Objectives

Our aim in CS 213 is to help you become a better programmer by teaching you the basic concepts underlying all computer systems. We want you to learn what really happens when your programs run, so that when things go wrong (as they always do) you will have the intellectual tools to solve the problem.

Why do you need to understand computer systems if you do all of your programming in high level languages? In most of computer science, we're pushed to make abstractions and stay within their frameworks. But, any abstraction ignores effects that can become critical. As an analogy, Newtonian mechanics ignores relativistic effects. The Newtonian abstraction is completely appropriate for bodies moving at less than 0.1c, but higher speeds require working at a greater level of detail.

Our 21X sequence works as follows: 211 is based on a simplified model of program execution. 212 builds further layers of abstraction. 213 introduces greater detail about system behavior and operation. This greater detail is needed for optimizing program performance, for working within the finite memory and word size constraints of computers, and for systems-level programming.

The following "realities" are some of the major areas where the abstractions we teach in 211/212 break down:

1. Int's are not integers, Float's are not reals. Our finite representations of numbers have significant limitations, and because of these limitations we sometimes have to think in terms of bit-level representations.

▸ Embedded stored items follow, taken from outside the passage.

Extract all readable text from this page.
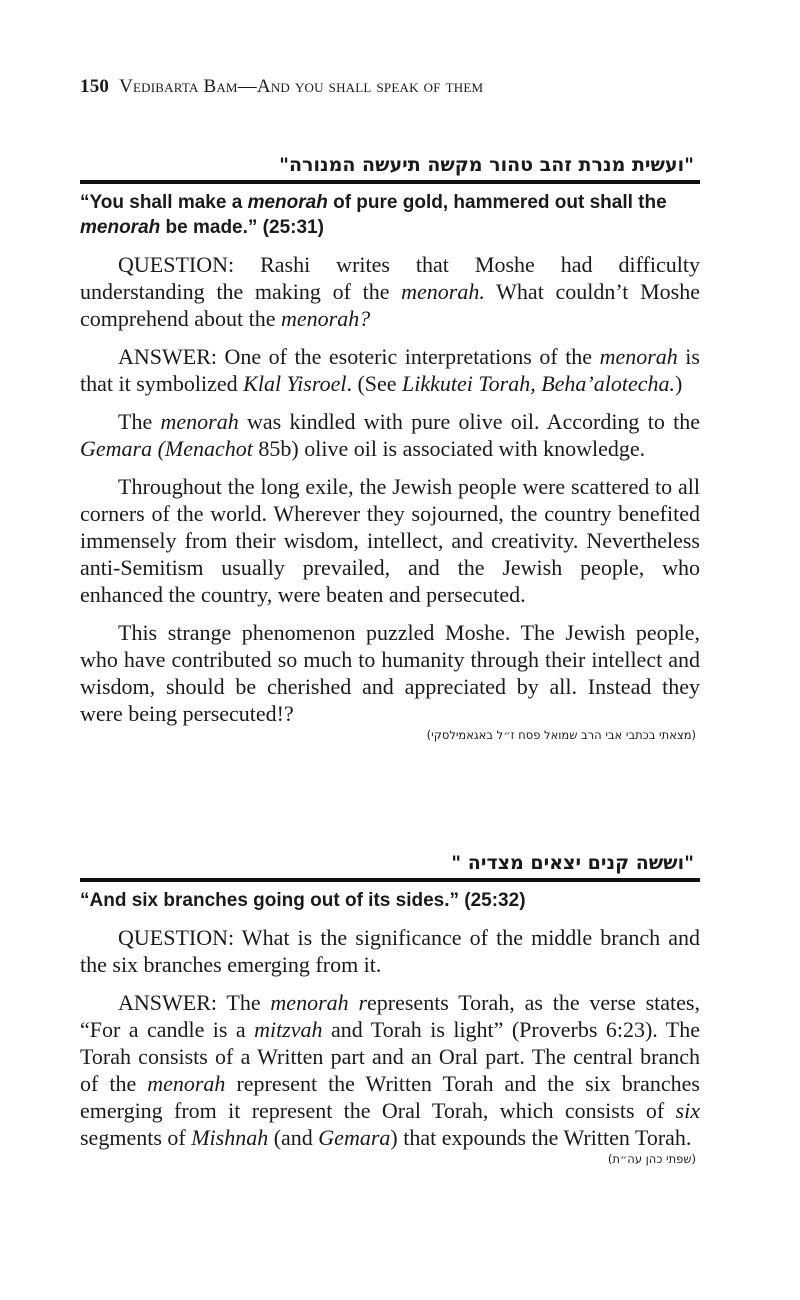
150 Vedibarta Bam—And you shall speak of them
"ועשית מנרת זהב טהור מקשה תיעשה המנורה"
“You shall make a menorah of pure gold, hammered out shall the menorah be made.” (25:31)

QUESTION: Rashi writes that Moshe had difficulty understanding the making of the menorah. What couldn’t Moshe comprehend about the menorah?

ANSWER: One of the esoteric interpretations of the menorah is that it symbolized Klal Yisroel. (See Likkutei Torah, Beha’alotecha.)

The menorah was kindled with pure olive oil. According to the Gemara (Menachot 85b) olive oil is associated with knowledge.

Throughout the long exile, the Jewish people were scattered to all corners of the world. Wherever they sojourned, the country benefited immensely from their wisdom, intellect, and creativity. Nevertheless anti-Semitism usually prevailed, and the Jewish people, who enhanced the country, were beaten and persecuted.

This strange phenomenon puzzled Moshe. The Jewish people, who have contributed so much to humanity through their intellect and wisdom, should be cherished and appreciated by all. Instead they were being persecuted!?

(מצאתי בכתבי אבי הרב שמואל פסח ז״ל באגאמילסקי)
"וששה קנים יצאים מצדיה "
“And six branches going out of its sides.” (25:32)

QUESTION: What is the significance of the middle branch and the six branches emerging from it.

ANSWER: The menorah represents Torah, as the verse states, “For a candle is a mitzvah and Torah is light” (Proverbs 6:23). The Torah consists of a Written part and an Oral part. The central branch of the menorah represent the Written Torah and the six branches emerging from it represent the Oral Torah, which consists of six segments of Mishnah (and Gemara) that expounds the Written Torah.

(שפתי כהן עה״ת)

2. You've got to know assembly language. Even if you never write programs in assembly, The behavior of a program cannot be understood sometimes purely based on the abstraction of a high-level language. Further, understanding the effects of bugs requires familiarity with the machine-level model.

3. Memory matters. Computer memory is not unbounded. It must be allocated and managed. Memory referencing errors are especially pernicious. An erroneous updating of one object can cause a change in some logically unrelated object. Also, the combination of caching and virtual memory provides the functionality of a uniform unbounded address space, but not the performance.

4. There is more to performance than asymptotic complexity. Constant factors also matter. There are systematic ways to evaluate and improve program performance

5. Computers do more than execute instructions. They also need to get data in and out and they interact with other systems over networks.

By the end of the course you will understand these ``realities'' in some detail. As a result, you will be prepared to take any of the upper level systems classes at Carnegie Mellon. Even more important, you will have learned skills and knowledge that will help you throughout your career.

Good luck!